At Gandi of course we have a HR person. But she usually appears at the very end of the process and not at the beginning. The peers are going to evaluate candidates, make their mind to see if they want to spend days and days collaborating with them. It matches with my way to do things, fortunately. If I have any doubt of the technical abilities on someone, I don’t do stupid technical tests, I try to find other people that know the candidate and get third party feedback. If not, then I try to use a meetup in a community related to the speciality in question, so we can discuss and be around other people where some tangent discussion can happen.

At the end, if all goes well, then the candidate is going to enter the more formal whatever the company uses as a recruitment flow.
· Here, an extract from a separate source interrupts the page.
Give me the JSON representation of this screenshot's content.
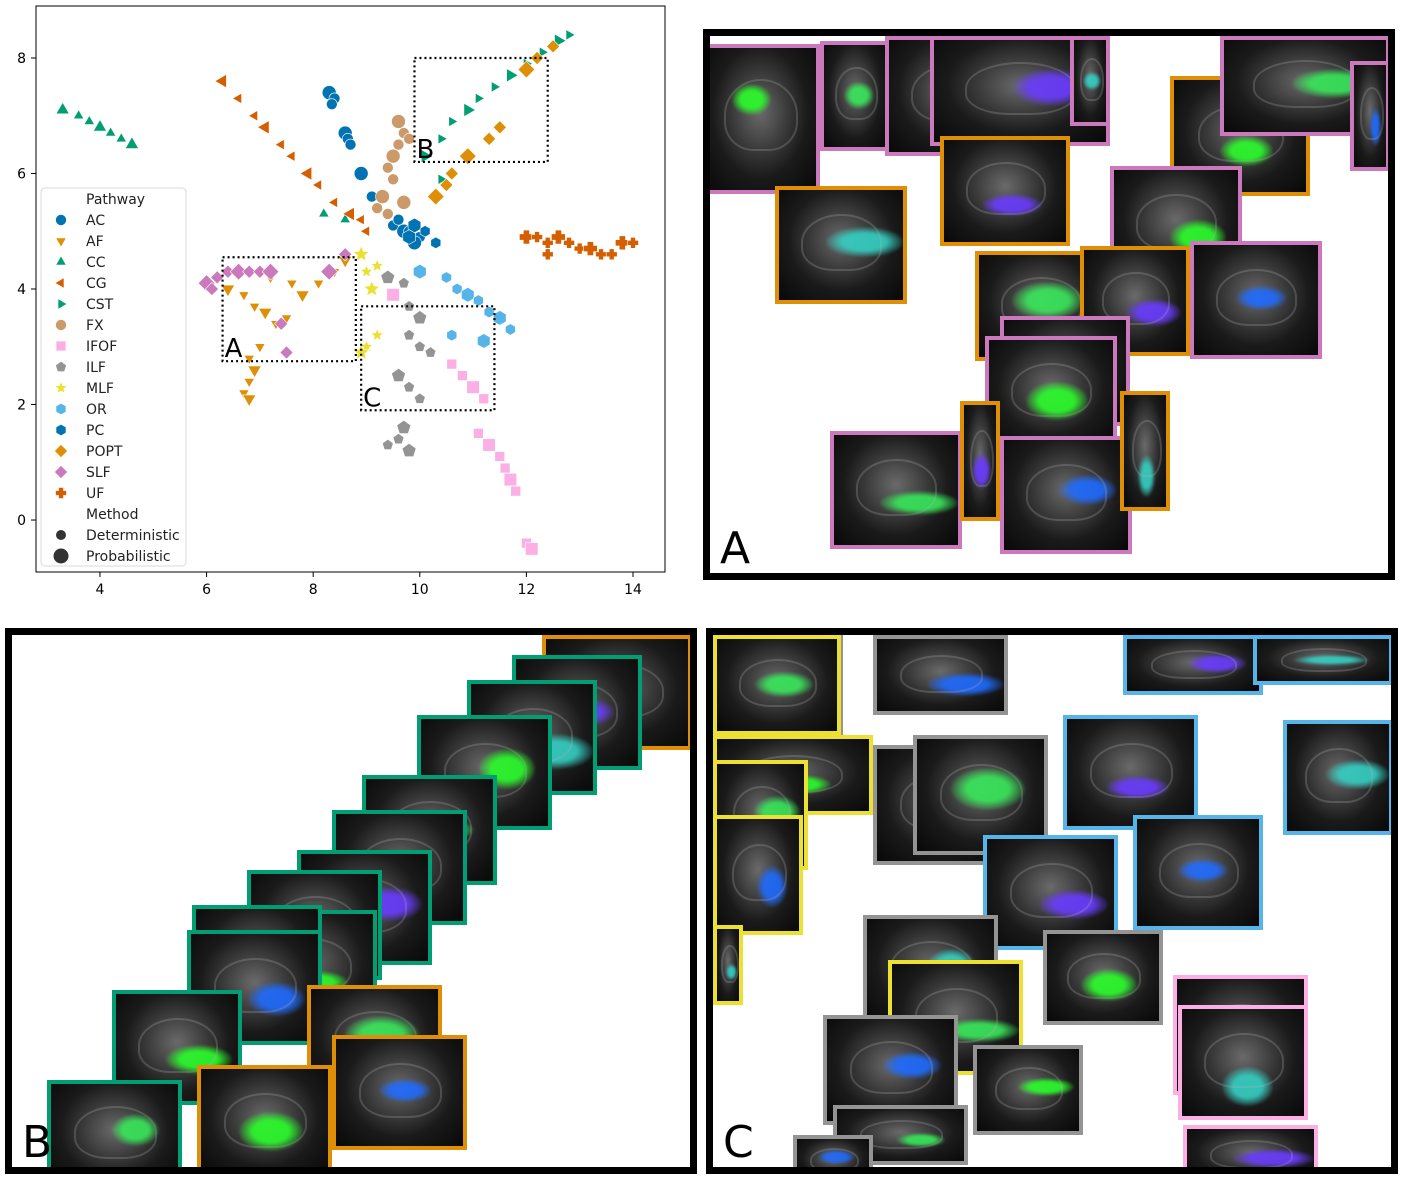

But that’s merely a formality. And after 20 years building up teams and recruiting people, I can affirm that instinct always wins, in my case. If I smell anything fishy in an unformal context, there is going to be problems. Well, the process is never perfect, it also can smell ok but stink after 3 months, too.

But the thing is that having those chats online with peers is pretty interesting. I learn a lot about how other companies work, how they handle their management, what kind of work conditions they have. Just because it’s part of the contact process. So I’m not really in hurry to make a final decision because, to be honest, I just enjoy those contacts.

It certainly takes some time, I can’t be in constant recruitment, but from time to time, it’s very valuable. And not only for the effect of recruiting someone. It creates bonds with the industry, with people, with communities.